A management information system is an approach a company uses when making various business decisions. Business owners and managers are responsible for operational, technical and strategic decisions. Using an information system helps these individuals gather pertinent documents that will help them make the best decision possible. While these systems were manual in previous decades, business technology allows companies to implement electronic systems. Some disadvantages can exist when using a management information system in a company.

Expensive

Installing a management information system can be expensive for a company. Information technology—while cheaper today than previous years—can represent a significant expense, especially for larger organizations. These systems may also require ongoing support or upgrade fees, which can represent future fixed cash outflows. Companies must create a budget to pay for these items to ensure the information system stays current with business technology.
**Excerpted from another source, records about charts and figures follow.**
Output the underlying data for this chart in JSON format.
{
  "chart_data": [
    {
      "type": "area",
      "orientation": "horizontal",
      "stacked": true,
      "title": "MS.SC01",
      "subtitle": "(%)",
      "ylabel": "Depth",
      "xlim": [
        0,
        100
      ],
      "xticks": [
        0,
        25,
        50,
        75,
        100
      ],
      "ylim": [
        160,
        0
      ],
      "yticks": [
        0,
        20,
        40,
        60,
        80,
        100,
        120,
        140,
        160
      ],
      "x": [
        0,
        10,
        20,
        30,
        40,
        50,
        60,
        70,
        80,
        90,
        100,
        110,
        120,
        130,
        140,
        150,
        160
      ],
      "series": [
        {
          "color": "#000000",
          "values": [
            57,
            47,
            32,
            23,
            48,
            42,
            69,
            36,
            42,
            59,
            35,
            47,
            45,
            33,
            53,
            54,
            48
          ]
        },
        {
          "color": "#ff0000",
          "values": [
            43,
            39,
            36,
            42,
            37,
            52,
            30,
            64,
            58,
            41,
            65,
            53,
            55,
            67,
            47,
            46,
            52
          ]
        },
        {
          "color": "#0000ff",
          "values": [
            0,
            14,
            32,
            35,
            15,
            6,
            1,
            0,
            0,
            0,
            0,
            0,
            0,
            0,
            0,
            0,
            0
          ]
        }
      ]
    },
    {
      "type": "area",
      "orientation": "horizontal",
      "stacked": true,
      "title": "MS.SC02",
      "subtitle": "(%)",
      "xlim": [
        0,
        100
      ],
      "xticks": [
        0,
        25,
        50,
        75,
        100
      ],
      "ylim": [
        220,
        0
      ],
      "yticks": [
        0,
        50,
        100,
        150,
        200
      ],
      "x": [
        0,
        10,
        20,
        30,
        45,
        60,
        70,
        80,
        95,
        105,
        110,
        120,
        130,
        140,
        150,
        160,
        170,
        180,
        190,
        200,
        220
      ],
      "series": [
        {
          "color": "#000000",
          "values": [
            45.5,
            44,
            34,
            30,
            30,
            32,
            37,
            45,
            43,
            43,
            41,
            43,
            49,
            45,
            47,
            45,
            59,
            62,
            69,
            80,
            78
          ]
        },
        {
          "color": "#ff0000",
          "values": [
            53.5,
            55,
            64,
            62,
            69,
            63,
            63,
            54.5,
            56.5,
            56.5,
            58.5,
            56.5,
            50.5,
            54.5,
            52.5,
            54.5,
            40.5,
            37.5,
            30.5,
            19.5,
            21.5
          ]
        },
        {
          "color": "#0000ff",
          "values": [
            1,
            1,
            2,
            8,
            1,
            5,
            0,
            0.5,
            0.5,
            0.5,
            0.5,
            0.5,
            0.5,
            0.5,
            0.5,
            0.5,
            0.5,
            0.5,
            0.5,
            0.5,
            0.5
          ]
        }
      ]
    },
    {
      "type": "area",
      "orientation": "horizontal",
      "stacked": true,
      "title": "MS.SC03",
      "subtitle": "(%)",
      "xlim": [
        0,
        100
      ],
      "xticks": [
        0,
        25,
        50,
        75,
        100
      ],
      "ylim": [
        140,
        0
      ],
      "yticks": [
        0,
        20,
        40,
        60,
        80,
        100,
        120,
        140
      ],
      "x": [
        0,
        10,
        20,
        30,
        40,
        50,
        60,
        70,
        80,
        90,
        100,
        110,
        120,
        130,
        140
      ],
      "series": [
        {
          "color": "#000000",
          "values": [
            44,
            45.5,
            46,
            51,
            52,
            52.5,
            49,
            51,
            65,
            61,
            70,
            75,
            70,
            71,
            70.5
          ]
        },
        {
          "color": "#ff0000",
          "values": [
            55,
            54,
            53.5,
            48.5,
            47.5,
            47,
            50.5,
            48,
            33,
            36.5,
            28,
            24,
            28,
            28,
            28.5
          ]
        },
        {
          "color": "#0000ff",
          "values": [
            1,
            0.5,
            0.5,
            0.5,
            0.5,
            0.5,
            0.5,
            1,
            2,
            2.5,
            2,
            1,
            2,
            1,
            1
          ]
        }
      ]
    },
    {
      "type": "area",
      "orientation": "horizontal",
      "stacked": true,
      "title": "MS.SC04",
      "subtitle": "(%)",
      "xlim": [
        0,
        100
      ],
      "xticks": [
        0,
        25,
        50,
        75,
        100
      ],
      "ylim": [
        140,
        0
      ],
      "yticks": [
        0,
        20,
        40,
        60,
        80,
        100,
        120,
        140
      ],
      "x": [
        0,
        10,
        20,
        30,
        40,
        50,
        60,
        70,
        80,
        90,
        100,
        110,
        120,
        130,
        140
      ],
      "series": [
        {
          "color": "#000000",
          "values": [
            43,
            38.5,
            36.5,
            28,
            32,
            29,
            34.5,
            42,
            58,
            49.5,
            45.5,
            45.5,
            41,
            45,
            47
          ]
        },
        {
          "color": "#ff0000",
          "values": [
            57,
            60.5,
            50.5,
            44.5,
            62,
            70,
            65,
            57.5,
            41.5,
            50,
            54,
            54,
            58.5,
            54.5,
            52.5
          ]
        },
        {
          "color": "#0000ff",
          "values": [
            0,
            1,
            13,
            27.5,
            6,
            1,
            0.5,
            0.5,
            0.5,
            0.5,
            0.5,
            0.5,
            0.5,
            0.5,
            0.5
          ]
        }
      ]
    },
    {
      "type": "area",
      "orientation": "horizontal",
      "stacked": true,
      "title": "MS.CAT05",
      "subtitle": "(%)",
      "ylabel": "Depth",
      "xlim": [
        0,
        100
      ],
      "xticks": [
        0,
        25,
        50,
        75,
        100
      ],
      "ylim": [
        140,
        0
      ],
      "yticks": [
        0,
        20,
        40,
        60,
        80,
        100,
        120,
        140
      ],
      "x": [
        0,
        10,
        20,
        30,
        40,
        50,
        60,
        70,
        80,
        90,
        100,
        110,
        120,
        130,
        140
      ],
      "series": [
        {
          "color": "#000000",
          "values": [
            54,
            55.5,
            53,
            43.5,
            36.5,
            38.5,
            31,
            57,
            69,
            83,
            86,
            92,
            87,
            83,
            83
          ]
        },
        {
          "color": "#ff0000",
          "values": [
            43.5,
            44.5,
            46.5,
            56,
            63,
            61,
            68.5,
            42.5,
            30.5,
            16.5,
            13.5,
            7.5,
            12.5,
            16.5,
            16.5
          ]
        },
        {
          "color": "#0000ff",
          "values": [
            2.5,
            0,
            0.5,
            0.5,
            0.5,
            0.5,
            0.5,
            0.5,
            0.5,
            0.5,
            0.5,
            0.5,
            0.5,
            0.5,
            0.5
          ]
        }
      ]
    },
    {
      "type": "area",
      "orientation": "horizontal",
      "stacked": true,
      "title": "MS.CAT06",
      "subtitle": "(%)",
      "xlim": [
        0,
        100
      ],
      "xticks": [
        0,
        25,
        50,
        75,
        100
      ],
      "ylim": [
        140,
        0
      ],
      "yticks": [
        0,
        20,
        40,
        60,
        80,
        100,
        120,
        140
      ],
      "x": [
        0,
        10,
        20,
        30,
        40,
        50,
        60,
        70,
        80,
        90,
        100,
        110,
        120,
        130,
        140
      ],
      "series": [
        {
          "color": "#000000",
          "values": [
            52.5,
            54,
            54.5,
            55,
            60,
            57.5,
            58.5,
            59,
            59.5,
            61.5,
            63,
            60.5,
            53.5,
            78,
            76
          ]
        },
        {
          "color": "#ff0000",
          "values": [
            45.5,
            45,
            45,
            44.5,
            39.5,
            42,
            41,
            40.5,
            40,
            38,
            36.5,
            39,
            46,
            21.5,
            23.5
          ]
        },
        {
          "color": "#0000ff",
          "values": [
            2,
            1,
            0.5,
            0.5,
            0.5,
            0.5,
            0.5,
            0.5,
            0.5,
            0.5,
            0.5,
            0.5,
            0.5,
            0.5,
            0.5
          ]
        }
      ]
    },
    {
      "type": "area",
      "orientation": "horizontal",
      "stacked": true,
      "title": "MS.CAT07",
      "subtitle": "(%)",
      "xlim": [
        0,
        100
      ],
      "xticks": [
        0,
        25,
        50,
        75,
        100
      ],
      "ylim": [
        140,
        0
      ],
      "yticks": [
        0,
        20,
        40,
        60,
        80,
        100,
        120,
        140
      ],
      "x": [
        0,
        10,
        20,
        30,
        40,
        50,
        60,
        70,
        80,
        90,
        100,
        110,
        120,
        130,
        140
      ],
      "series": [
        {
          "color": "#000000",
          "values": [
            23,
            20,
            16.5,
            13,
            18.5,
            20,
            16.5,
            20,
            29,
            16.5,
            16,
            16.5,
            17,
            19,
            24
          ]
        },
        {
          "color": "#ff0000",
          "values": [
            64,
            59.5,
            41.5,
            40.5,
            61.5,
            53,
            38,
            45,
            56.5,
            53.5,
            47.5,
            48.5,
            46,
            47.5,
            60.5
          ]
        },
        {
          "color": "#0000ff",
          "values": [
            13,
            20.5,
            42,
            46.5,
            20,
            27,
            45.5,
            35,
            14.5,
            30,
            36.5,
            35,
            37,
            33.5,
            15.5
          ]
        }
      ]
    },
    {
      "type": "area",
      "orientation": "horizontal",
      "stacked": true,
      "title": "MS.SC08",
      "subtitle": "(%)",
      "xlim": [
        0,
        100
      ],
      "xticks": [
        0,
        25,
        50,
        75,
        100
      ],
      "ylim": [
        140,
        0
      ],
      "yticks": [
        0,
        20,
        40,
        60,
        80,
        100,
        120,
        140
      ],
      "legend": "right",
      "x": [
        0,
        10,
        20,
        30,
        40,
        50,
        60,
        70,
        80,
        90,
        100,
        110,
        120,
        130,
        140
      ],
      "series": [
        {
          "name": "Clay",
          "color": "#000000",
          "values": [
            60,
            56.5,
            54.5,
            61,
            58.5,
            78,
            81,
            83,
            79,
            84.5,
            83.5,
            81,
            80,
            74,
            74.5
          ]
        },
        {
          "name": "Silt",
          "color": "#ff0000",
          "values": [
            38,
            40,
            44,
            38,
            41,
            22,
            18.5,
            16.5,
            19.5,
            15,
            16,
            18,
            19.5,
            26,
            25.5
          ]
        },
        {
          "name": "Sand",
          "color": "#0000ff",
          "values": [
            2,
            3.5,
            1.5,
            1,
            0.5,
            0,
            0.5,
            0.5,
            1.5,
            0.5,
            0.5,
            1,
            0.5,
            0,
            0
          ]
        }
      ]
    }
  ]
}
Attempting to integrate these systems with technology currently in use can also increase expenses.

Maintenance

Companies may need to hire maintenance individuals to help keep an electronic information system running smoothly. These individuals often need experience in computer science functions and other business topics. Not only does this increase labor costs, but it also requires additional training and ongoing education for these individuals. Business technology can change frequently, creating an environment where companies must have trained individuals who can properly maintain computers, websites, servers and other equipment in use by the management information system.

Ineffective

Management information systems have the potential to become ineffective in a company's operations. As with all computer systems, the management information system is only as good as the programmer. Gathering unimportant or non-essential information can delay business decisions because managers must request additional input. Spending too much time reprogramming or correcting issues can also increase the time spent in the decision-making process. Business owners and managers may also need extensive training on new systems, creating a learning curve that will hopefully diminish over time.